Foi naquele âmbito restrito, e entre amigos, que os Estados Unidos, apreensivos, manifestaram pela primeira vez nesta Conferência a sua antiga preocupação pela interferência da expressão no desenvolvimento da jurisprudência americana, que como nos foi dado demonstrar, já inclui no termo "bodily injury" as referidas lesões mentais, argumentando não haver, portanto, necessidade de qualquer menção explícita, quanto mais de sua qualificação, o que poderia, inclusive, acarretar consequências adversas como a invalidação de precedentes judiciais ou mesmo riscos exorbitantes ao transportador, uma vez não existindo standards estipulados para a sua apreciação independente, que será feita pelo júri.

Sendo assim, esclarecida a verdadeira intenção da Conferência, reconhecendo a compensação dos danos relacionados às lesões mentais em determinados casos, optou-se, por fim, pela retenção da conhecida expressão mais abstrata "morte ou lesões corporais", manifesto o interesse no desenvolvimento liberal das jurisprudências nacionais. Portanto, o juiz competente, ao apreciar o fato interjurisdicional, qual seja a determinação do tipo de danos compensatórios compreendido pela expressão adotada, procederá de acordo com a lex fori, ou, se necessário, aplicar-lhe-á lei de outra jurisdição. Esperemos que não se restrinja em suas interpretações.

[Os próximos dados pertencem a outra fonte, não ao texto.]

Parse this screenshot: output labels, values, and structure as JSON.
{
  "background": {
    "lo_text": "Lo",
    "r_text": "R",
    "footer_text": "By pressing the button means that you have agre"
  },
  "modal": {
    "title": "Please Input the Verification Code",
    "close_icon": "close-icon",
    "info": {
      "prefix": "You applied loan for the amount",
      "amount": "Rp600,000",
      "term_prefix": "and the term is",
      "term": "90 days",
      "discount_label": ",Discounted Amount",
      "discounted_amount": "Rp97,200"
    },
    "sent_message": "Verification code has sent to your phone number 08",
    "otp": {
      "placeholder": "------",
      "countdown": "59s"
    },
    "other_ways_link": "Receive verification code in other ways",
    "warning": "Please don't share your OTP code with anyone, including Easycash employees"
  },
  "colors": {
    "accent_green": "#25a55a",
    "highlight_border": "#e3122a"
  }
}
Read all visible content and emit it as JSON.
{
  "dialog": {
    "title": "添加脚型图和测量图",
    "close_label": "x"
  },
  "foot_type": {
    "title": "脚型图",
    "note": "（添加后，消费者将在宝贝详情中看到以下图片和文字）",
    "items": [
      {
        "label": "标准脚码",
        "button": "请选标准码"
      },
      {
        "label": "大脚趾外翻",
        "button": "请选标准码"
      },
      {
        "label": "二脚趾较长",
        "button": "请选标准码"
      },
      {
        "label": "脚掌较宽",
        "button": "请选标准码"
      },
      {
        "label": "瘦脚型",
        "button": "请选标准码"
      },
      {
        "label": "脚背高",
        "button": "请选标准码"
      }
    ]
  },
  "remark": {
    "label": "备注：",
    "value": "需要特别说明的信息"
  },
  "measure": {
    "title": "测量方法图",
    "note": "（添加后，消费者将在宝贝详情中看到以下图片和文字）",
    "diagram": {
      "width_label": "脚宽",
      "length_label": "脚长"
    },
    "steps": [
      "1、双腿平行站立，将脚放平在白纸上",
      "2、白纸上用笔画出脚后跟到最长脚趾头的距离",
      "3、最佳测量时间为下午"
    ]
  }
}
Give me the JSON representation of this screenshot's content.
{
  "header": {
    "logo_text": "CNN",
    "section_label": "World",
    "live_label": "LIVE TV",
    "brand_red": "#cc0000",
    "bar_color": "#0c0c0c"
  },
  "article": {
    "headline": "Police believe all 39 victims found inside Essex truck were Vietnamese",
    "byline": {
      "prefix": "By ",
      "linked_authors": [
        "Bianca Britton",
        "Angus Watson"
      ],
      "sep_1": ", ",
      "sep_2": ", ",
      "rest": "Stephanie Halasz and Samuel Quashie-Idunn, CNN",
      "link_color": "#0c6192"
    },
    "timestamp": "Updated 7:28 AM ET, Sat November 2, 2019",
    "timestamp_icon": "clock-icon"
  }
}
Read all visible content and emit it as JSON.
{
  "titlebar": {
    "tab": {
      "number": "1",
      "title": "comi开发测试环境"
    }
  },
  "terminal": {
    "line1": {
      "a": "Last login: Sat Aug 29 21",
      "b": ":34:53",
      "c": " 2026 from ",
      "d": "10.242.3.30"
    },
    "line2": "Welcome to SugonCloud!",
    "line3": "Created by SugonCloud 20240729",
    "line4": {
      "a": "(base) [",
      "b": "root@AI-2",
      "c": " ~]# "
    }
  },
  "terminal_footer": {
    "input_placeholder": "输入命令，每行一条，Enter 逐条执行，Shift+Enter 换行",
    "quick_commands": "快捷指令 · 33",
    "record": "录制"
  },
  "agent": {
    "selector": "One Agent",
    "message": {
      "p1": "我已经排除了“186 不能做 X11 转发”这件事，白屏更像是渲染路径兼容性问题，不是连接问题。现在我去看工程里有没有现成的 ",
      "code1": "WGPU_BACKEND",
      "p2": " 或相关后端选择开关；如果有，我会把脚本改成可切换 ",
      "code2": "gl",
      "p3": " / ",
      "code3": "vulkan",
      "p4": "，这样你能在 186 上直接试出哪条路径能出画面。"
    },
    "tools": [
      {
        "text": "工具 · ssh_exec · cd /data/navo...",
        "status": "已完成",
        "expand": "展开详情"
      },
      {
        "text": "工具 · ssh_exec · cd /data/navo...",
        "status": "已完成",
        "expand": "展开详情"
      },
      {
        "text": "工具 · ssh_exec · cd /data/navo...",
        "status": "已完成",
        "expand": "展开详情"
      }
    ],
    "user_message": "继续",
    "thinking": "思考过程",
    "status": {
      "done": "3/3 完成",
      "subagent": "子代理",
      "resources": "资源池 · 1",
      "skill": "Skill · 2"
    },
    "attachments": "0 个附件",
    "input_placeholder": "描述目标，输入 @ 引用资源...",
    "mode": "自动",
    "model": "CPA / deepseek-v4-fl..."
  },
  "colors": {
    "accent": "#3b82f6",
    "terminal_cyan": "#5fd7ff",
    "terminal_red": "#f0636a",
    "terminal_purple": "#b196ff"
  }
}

Por derradeiro, à luz da defesa da "culpa compartida" e da definição da extensão dos danos mentais, solucionou-se a controvérsia relativa à influência do estado de saúde anterior do passageiro na possibilidade de exoneração do transportador de sua responsabilidade em caso de acidente. Três posições diferentes haviam sido, em princípio, constatadas:

Em defesa das empresas aéreas, a fim de se garantir um equilíbrio aceitável entre o usuário e o transportador diante do novo regime de responsabilidade, bem como da até então provável incorporação expressa e independente dos danos mentais, a IATA, com o apoio de Singapura, Egito, Áustria, França, Indonésia e Líbano, dentre outros, argumentava a manutenção dessa defesa adicional, segundo a qual se eximiria o transportador de sua responsabilidade "na medida que" a morte ou lesão do passageiro se devera a seu estado de saúde. Seria este levado em conta apenas no que tange à intensidade dos danos sofridos. Em contrapartida, liderados pela Suécia e Noruega, um grupo de países defendia a exclusão do dispositivo do texto da convenção, por favorecer ao transportador em detrimento do passageiro com estado de saúde vulnerável, o qual poderia, inclusive, vir a ter dificuldades para segurar-se apropriadamente. Outra proposta conciliadora procurara acrescentar ao dispositivo o advérbio "exclusivamente", de maneira a esclarecer sua verdadeira intenção, qual seja, permitir a exoneração na medida que a morte ou o dano se devera "exclusivamente" ao estado de saúde do passageiro. Inclinando-se por esta solução, já incorporada ao Protocolo da Guatemala, encontravam-se os Estados Unidos, Brasil, Costa do Marfim, Canadá, Argentina, Cuba, Colômbia, Federação Russa, Kenia, Senegal, Nova Zelândia, México, para citar apenas alguns poucos.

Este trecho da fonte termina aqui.